Let’s move on to Kimy. Kimy is Henry’s parents’ landlord and his mother-figure after his mom dies. Kimy is also Korean. We know this because Henry tells you, “Mrs. Kim (Kimy, my nickname for her) was my buddy, my crazy Korean card-playing babysitter.”
Kimy, like Nell, is wise and warm in the way that only ethnic stereotypes can be.
She appraises me. Kimy has piercing black eyes, which seem to see the very back of my brain. Her flat Korean face conceals all emotion unless she wants you to see it.
And like Nell, she’s got dialogue to match:
Okay. Yeah, I go in once, ’cause I worry about him. He’s got trash everywhere; we’re gonna get bugs if he keep this up. He’s got nothing in that fridge but beer and lemons. He’s got so much clothes on the bed I don’t think he sleeps in it. I don’t know what he’s doing. I never seen him this bad since when your mom died.

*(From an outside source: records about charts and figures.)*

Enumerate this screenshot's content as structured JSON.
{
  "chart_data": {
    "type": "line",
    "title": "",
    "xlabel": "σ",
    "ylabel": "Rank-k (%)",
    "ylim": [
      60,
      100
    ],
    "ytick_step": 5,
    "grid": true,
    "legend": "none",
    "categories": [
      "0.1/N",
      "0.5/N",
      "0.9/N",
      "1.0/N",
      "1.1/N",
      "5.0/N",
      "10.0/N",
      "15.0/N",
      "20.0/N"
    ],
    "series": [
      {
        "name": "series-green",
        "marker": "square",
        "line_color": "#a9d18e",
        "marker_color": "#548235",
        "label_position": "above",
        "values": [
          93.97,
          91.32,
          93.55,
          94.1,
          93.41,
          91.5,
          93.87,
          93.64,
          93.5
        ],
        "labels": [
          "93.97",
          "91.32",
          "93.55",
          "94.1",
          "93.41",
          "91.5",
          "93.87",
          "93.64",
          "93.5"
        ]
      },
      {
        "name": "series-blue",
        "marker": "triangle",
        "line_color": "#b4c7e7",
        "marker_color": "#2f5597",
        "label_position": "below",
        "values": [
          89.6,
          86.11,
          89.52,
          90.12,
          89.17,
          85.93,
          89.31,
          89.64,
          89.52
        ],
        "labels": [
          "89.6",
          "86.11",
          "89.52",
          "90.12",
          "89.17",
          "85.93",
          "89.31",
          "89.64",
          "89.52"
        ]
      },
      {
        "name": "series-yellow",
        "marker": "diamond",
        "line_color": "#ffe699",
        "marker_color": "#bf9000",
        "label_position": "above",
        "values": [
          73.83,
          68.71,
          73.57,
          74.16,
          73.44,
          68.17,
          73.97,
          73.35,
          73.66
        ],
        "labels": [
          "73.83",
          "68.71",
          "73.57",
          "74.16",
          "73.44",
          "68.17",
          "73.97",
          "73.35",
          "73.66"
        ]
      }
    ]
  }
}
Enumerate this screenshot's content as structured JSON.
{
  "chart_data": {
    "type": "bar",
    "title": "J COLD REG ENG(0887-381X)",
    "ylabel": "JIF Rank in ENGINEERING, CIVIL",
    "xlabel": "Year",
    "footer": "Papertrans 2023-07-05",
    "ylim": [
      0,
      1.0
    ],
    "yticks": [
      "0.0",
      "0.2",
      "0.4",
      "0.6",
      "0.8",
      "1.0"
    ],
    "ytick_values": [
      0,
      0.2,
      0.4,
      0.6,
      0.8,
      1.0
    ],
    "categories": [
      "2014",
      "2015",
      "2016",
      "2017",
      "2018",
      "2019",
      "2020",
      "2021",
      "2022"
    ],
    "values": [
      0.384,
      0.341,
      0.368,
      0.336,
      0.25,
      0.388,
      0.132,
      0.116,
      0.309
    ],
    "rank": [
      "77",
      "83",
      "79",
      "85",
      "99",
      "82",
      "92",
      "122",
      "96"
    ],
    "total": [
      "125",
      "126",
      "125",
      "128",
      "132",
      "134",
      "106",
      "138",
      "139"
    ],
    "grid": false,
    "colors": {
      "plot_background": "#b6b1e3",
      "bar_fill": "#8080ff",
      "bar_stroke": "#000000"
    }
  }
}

There’s another supporting character of color and she’s an African American woman who is also sassy (of course) and exotic. “Her voice is like butter” and “her laugh is caramel.” “The light from the street turns her burnt-umber skin blue and then purple. She looks like a glamorous martian.”
Now you gotta ask — there aren’t a lot of characters who aren’t white in this book. What literary device is she using when she chooses to make these three of color? You can’t argue it’s just happenstance — the book is too meticulously plotted. What is she trying to convey? In what way is she using their ethnicity and is it necessary to the plot or is it — as stereotypes are — lazy.
It makes me wonder, how could the book have been better if she left the stereotypes out? What if she created characters of color that weren’t one-dimensional? How would that have changed and deepened the book? How did using stereotypes hurt her story?
(Also, since this book is really hard to dig around in, you can use the google version to make it easier.)